Também seria bacana que a Globo sinta que, ao enganar o telespectador dessa forma, pintando uma história comovente de discriminação e exclusão social por ser negra pobre e trans, quando na verdade o real motivo foram crimes bárbaros, ela perde audiência. Pois bem, aconteceu justamente o contrário: ela ganhou audiência. Tudo aquilo em que você coloca seu foco, expande. Mesmo que seja para falar mal. Não gostou? Toca sua vida, nunca mais vê, nunca mais fala a respeito. As pessoas precisam entender de uma vez por todas que falar mal é promover quem quer que seja: Globo, Lula, Bolsonaro… e parar de fazer publicidade gratuita para seus desafetos.

Mais um assunto que renderia um bom debate: aqueles que pregam que erros devem ser perdoados, crimes devem ser perdoados e que solidariedade e compaixão não podem ser seletivos, estão prontos para perdoar a lavagem de dinheiro dos filhos do Bolsonaro? Pois é, se compaixão com crime não pode ser seletiva, tem que perdoar TODO MUNDO. Seguem seu próprio discurso? Não seguem. São hipócritas.

Muitos chegaram ao cúmulo de dizer que se você não viu o crime acontecendo, não pode condenar Suzy, pois podem haver erros no processo (além de Suzy confessar o crime, diversos familiares seus também confirmaram). Os mesmos que por muito pouco ficam berrando que Bolsonaro matou Marielle. Aí eu te pergunto: se Eduardo Bolsonaro fosse preso sob acusação de estuprar e matar um menino de nove anos, essas pessoas teriam compaixão e diriam que não pode condenar a menos que você veja o crime? Coerência. Ou todo mundo merece o benefício da dúvida, ou ninguém merece.

Não vou entrar no mérito sobre se devemos ter compaixão e solidariedade com criminosos, não é esse o objetivo do texto. O ponto em destaque é: sagrado direito seu ter ou não ter compaixão, mas tem que valer para todos. Ou não julga ninguém ou julga a todos. Ou um governo pode matar as pessoas por seus motivos (estilo Cuba e seu paredão de fuzilamento ou Hitler) ou ninguém pode.

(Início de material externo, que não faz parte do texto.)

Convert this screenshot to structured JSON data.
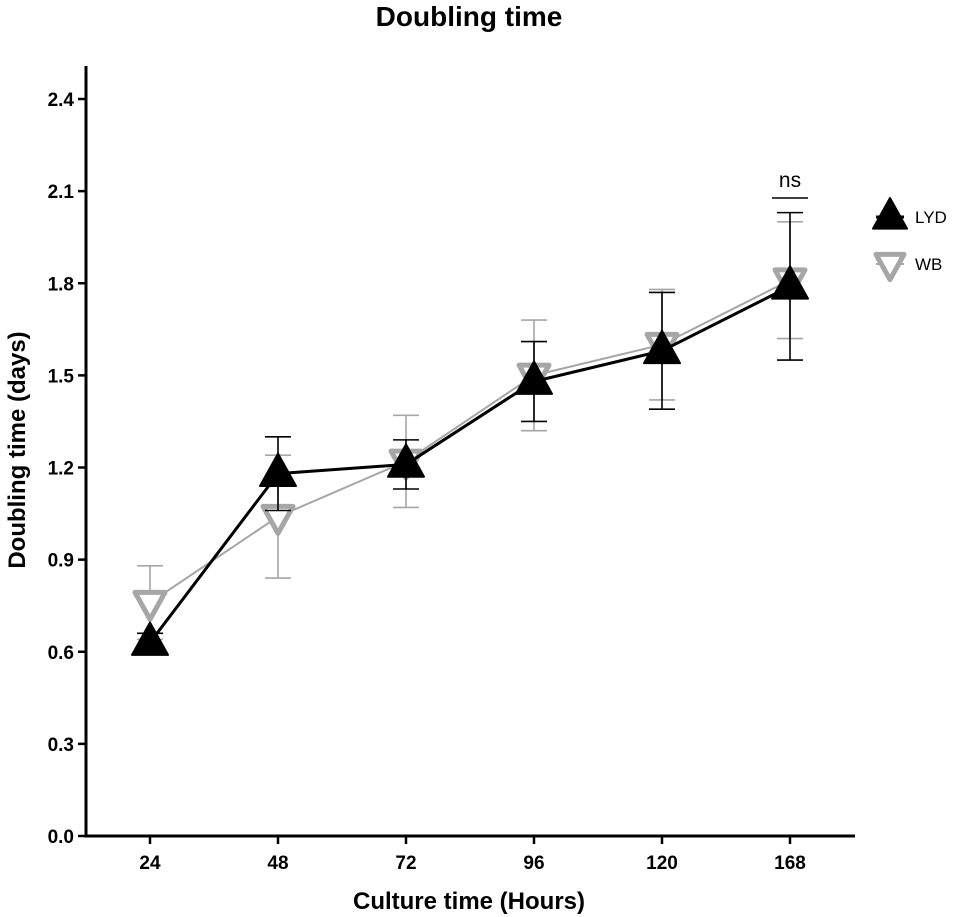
{
  "chart_data": {
    "type": "line",
    "title": "Doubling time",
    "xlabel": "Culture time (Hours)",
    "ylabel": "Doubling time (days)",
    "categories": [
      "24",
      "48",
      "72",
      "96",
      "120",
      "168"
    ],
    "ylim": [
      0,
      2.5
    ],
    "yticks": [
      "0.0",
      "0.3",
      "0.6",
      "0.9",
      "1.2",
      "1.5",
      "1.8",
      "2.1",
      "2.4"
    ],
    "grid": false,
    "legend_position": "right",
    "series": [
      {
        "name": "LYD",
        "marker": "triangle-up",
        "color": "#000000",
        "values": [
          0.63,
          1.18,
          1.21,
          1.48,
          1.58,
          1.79
        ],
        "error": [
          0.03,
          0.12,
          0.08,
          0.13,
          0.19,
          0.24
        ]
      },
      {
        "name": "WB",
        "marker": "triangle-down",
        "color": "#a6a6a6",
        "values": [
          0.76,
          1.04,
          1.22,
          1.5,
          1.6,
          1.81
        ],
        "error": [
          0.12,
          0.2,
          0.15,
          0.18,
          0.18,
          0.19
        ]
      }
    ],
    "annotations": [
      {
        "text": "ns",
        "category": "168"
      }
    ]
  }
}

O que não dá é achar que quem comunga com a sua ideologia pode tudo e quem não comunga não pode nada. “Se matar tal grupo pode, se matar este outro grupo não, aí é imoral”. Não dá. Isso é pensamento de criancinha de cinco anos de idade. Adultos devem ser capazes de compreender e colocar em prática o conceito de coerência.

Por fim, o último grande desfavor dessa tsunami de bosta: faz parecer que todos progressistas, que todos esquerdistas, que toda a oposição é a favor de quem estupra e mata um menino de nove anos e que é isso que vai acontecer em larga escala se a oposição subir ao poder. Nesse ritmo, a família Bolsonaro se elege até o próximo século. Não dá para não imputar responsabilidades a uma pessoa pelo simples fato dela ser trans. Aconteceu uma coisa grave, que se você condenaria em um branco hétero, tem que condenar em uma trans também. Não é sobre quem faz, é sobre o que se faz.

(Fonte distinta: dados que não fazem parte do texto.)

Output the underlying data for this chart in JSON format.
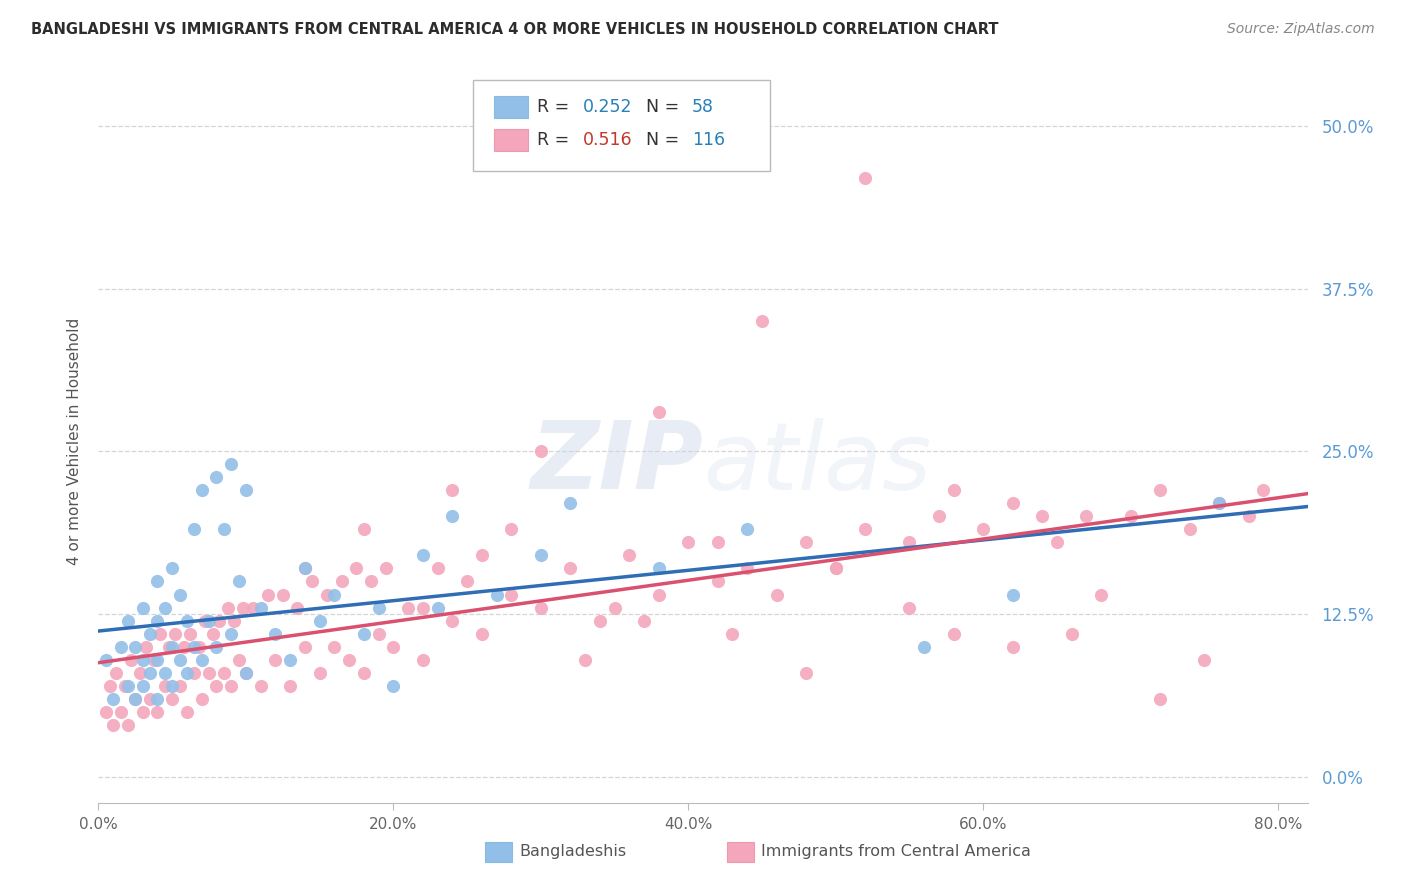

Imagina o alvoroço das Tias do Zap quando essa notícia e os comentários da lacrolândia defendendo Suzy forem divulgados. Quando os comentários mariadorosarianos de políticos de esquerda dizendo que Suzy é uma vítima da sociedade foram divulgados. Minha Nossa Senhora da Bicicletinha, calem a boca! Não cansam de ser cabo eleitoral do Bolsonaro não? Se não por coerência, calem a boca por estratégia!

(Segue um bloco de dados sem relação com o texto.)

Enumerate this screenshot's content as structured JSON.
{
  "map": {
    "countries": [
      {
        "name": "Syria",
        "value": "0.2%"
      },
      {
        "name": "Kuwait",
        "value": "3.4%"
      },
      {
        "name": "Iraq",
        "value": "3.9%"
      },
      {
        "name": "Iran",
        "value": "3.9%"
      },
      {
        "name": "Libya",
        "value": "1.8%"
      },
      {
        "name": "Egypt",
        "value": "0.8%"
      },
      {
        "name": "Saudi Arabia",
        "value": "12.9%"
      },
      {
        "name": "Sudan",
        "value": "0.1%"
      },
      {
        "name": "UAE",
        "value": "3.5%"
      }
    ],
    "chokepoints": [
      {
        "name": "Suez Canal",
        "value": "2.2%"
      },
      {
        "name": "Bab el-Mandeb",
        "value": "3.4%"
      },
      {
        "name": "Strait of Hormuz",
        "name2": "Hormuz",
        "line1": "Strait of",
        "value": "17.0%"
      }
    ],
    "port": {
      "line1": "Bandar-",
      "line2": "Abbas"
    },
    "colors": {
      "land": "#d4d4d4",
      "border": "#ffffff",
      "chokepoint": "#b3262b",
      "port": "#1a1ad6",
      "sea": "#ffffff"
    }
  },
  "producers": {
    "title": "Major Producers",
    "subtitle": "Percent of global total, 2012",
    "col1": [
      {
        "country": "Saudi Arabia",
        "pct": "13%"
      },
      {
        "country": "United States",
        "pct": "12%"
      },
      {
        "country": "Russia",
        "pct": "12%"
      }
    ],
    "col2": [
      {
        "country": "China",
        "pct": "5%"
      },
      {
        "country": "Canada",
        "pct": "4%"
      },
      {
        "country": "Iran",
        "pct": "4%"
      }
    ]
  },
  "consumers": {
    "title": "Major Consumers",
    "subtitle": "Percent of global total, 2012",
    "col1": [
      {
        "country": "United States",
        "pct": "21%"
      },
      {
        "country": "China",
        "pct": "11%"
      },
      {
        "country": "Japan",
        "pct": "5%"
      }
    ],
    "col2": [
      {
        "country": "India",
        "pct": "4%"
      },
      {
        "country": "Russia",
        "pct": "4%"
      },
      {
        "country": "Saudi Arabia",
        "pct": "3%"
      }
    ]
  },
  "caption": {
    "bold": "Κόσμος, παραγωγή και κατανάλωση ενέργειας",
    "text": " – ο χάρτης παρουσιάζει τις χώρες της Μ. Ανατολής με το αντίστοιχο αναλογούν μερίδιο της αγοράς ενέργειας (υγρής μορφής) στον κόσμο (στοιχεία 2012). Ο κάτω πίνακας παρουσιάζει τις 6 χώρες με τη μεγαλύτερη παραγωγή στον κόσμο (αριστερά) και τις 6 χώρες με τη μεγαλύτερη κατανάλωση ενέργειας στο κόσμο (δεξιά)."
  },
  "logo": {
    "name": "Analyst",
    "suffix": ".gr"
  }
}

Enfim, a merda está feita, está fedendo e todos nós somos obrigados a cheirar. Suzy ganhou uma polpuda vaquinha em dinheiro, deve estar esfregando as cartinhas e os desenhos das crianças no pau e o povo está cada vez mais convicto que a melhor dinâmica social é o ataque e a defesa. Só piora. Parabéns aos envolvidos.